The only policy proposal from Mr. Taft to draw a standing ovation was his renewed call for tax reform, a broadening of the state s tax base, and a lowering of rates so that the flow of revenue to the Ohio Treasury could better weather economic downturns. The standing ovation began with a single Democrat and spread to the Republican side of the aisle.

“We all know that tax reform is hard to do, hard in a budget year, and hard in an election year,” the governor said. “Let s roll up our sleeves and get it done this year.”

His yet-to-be-unveiled “jobs bill” would guarantee that the state would recruit, screen, and train employees for any business creating 100 new jobs. He proposed directing more borrowed dollars from the state capital budget toward high-tech projects to help compensate for the defeat of his $500 million Third Frontier bond issue on last year s ballot.

House Speaker Larry Householder (R., Glenford) characterized the jobs proposals as “tweaking.”

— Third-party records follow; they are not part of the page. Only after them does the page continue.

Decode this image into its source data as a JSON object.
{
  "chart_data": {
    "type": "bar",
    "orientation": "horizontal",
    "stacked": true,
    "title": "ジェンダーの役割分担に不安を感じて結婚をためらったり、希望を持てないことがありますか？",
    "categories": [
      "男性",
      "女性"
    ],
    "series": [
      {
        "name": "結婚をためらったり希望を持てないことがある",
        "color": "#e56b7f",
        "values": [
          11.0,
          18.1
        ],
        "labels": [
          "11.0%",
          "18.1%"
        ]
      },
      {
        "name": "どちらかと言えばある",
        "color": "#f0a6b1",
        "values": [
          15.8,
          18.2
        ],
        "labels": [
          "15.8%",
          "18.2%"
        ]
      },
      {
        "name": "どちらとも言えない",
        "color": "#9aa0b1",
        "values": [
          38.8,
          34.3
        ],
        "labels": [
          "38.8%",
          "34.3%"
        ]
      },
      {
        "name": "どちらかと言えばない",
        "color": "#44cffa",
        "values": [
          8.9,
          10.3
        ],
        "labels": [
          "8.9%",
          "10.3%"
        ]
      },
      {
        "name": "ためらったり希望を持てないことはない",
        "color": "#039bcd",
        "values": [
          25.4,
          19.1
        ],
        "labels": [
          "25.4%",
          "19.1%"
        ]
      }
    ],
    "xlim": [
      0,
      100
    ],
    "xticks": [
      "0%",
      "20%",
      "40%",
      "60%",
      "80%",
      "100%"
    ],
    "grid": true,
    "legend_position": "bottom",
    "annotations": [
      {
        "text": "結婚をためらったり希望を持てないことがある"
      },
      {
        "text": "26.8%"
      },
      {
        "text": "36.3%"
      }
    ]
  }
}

“I think 75 percent of the [legislative] work has already been done,” he said. “He s out there advocating finishing up the 25 percent ... ”

The governor called for a moratorium on new mandates for health-insurance policies, a move that would block proposals requiring insurers to cover diabetes-testing supplies and mental-health treatment. He then proposed extending existing tax credits for job creation to the insurance industry, which employs 100,000 Ohioans.

“The governor s been wrong before on this issue, and I guess he s entitled to be wrong a second time,” said state Rep. Lynn Olman (R., Maumee), sponsor of the bill to require insurers to cover seven severe mental illnesses much as they would any other medical condition.

“I met with the speaker [Tuesday] afternoon,” he said. “He knows the governor s position on mental-health parity, and he said to me in no uncertain terms, Your bill will go to floor next week, and I will support it. ”

But Mr. Householder said yesterday he has not made a decision.

State Rep. John Willamowski (R., Lima) applauded Mr. Taft s proposals to fight federal threats to 38,000 military-base jobs in Cleveland, Columbus, Dayton, Lima, Springfield, and Youngstown. But he said the governor exhibited “inconsistency,” given his continuing fight to close Lima Correctional Institution to save money.

Despite this, he said he believes this was Mr. Taft s best State of the State address.

“I think he s catching up to where a lot of the legislature was a couple of years ago,” he said. “It s about jobs. If he s really serious about job creation and retention, I m happy to work with him. “

Rep. Jeanine Perry (D., Toledo) said, with the exception of Lima, the governor made no references to northwest Ohio. When he talked about biomedical research in Cincinnati, Columbus, and Cleveland, there was no mention of efforts at the University of Toledo to create high-tech jobs through fuel cells and biofuels.

“It s all the three C s,” said Ms. Perry. “I circled every reference he made. The Other Ohio still exists.”